Реймонд Постгейт - Вердикт двенадцати
Равным образом, как подтвердит его милость, от защиты не требуется доказывать, что преступление совершил кто-то другой, и называть этого другого. Пусть обвинение нам докажет, что, во-первых, убийство имело место, и, во-вторых, что его совершила моя подзащитная. Ни с одной из этих задач, как, надеюсь, вам становится ясно, оно не справилось. Но даже если бы ему удалось представить правдоподобные улики по этим пунктам, его построения все равно бы рухнули, сумей мы доказать, что убийство вполне могли совершить другие лица, у которых имелись и мотивы, и возможности. А доказать это мы сумеем.
С вашего позволения, я кратко остановлюсь на самом очевидном. Убийство… а было ли оно вообще? У меня нет в этом твердой уверенности, как, полагаю, нет и у вас. Все вы, думаю, правильно восприняли показания доктора Паркса и отметили, как я надеюсь, что из них можно сделать вполне определенные выводы. Целые сутки с лишним он не понимал, в каком состоянии находился больной, и прописывал лечение, в данном случае совершенно бессмысленное.

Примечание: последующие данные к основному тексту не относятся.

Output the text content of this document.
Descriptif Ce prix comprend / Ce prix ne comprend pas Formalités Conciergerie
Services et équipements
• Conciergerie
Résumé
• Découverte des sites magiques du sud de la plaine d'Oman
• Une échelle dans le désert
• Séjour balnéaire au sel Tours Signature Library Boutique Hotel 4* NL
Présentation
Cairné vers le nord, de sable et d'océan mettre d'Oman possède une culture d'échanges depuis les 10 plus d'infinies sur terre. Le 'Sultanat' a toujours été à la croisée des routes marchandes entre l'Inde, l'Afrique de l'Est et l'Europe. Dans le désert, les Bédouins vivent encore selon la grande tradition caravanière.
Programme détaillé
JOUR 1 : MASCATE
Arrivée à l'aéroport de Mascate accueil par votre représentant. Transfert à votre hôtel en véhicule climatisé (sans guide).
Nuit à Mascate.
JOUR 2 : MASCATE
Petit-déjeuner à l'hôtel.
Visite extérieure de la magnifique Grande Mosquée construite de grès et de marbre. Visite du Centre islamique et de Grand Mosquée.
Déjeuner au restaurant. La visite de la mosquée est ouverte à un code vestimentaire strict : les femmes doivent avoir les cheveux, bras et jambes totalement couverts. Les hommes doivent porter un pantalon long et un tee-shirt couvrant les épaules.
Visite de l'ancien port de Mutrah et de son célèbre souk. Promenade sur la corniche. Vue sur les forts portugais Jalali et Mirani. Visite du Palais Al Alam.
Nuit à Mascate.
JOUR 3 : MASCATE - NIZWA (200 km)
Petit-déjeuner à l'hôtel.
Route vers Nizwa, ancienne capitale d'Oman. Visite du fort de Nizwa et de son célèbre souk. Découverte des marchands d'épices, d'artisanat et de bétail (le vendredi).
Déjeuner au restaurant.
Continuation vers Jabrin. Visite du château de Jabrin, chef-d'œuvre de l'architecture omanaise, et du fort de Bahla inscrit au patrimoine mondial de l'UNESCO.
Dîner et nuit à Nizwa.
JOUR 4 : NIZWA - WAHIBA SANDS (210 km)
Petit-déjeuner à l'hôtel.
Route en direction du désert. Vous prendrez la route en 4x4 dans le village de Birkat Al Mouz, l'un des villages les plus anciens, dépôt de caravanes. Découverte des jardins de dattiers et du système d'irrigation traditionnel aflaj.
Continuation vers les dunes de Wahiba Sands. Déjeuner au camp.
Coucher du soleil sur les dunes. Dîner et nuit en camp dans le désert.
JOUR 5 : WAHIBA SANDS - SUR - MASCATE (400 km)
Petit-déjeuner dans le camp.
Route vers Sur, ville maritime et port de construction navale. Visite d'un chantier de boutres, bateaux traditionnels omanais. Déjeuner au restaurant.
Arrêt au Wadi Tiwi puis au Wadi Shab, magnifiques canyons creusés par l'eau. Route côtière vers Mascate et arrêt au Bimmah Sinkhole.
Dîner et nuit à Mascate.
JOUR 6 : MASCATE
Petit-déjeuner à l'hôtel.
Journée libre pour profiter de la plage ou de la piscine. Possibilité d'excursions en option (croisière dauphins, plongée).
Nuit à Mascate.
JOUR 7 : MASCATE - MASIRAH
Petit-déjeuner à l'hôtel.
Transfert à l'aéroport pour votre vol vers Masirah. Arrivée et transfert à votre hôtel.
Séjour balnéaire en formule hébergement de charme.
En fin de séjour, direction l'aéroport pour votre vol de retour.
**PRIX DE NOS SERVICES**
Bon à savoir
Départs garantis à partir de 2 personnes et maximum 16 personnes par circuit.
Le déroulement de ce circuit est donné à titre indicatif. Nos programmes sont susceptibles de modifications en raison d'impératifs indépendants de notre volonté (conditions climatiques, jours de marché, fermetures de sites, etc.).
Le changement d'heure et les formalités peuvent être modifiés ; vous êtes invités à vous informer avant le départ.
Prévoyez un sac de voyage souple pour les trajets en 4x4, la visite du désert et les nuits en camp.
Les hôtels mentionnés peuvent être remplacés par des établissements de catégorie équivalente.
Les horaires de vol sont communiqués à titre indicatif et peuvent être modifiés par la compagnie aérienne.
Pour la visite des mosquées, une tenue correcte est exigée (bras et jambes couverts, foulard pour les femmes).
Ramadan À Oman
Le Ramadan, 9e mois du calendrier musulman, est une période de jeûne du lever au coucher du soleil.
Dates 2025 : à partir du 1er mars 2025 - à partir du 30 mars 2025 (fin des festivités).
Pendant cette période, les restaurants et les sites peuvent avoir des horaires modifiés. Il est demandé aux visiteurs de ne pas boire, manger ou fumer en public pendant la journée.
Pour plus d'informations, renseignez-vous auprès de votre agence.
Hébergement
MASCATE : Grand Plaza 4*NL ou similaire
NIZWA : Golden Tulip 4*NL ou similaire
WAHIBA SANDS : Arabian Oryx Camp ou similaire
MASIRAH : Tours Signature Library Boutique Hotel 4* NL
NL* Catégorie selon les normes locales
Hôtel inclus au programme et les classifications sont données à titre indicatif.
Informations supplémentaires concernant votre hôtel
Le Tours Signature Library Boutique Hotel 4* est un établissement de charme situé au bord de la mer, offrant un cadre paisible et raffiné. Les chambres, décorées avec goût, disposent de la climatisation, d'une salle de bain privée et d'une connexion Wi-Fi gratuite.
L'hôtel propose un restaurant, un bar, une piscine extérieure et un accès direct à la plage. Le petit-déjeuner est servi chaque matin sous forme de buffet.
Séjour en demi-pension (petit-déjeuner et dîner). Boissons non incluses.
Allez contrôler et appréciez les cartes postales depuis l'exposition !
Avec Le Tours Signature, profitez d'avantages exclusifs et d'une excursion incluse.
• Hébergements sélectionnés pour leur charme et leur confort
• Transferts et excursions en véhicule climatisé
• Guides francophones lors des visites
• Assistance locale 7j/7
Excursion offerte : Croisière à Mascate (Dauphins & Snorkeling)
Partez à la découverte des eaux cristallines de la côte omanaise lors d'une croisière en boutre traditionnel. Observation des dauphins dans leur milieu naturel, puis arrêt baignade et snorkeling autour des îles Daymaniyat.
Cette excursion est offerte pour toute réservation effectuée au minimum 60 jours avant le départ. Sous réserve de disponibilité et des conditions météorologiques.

Он пригласил второго врача лишь тогда, когда несчастный ребенок пребывал in extremis[39] и спасти его было невозможно. Практически — я понимаю, что говорю резко, но мой долг называть вещи своими именами, — практически мальчик до самой смерти оставался без лечения и ухода. Если б его пользовал врач более компетентный, кто знает, чем бы все закончилось. Я полагаю, что в большинстве своем вы, как и я, считаете: если б не доктор Паркс, Филипп Аркрайт вполне мог бы выжить…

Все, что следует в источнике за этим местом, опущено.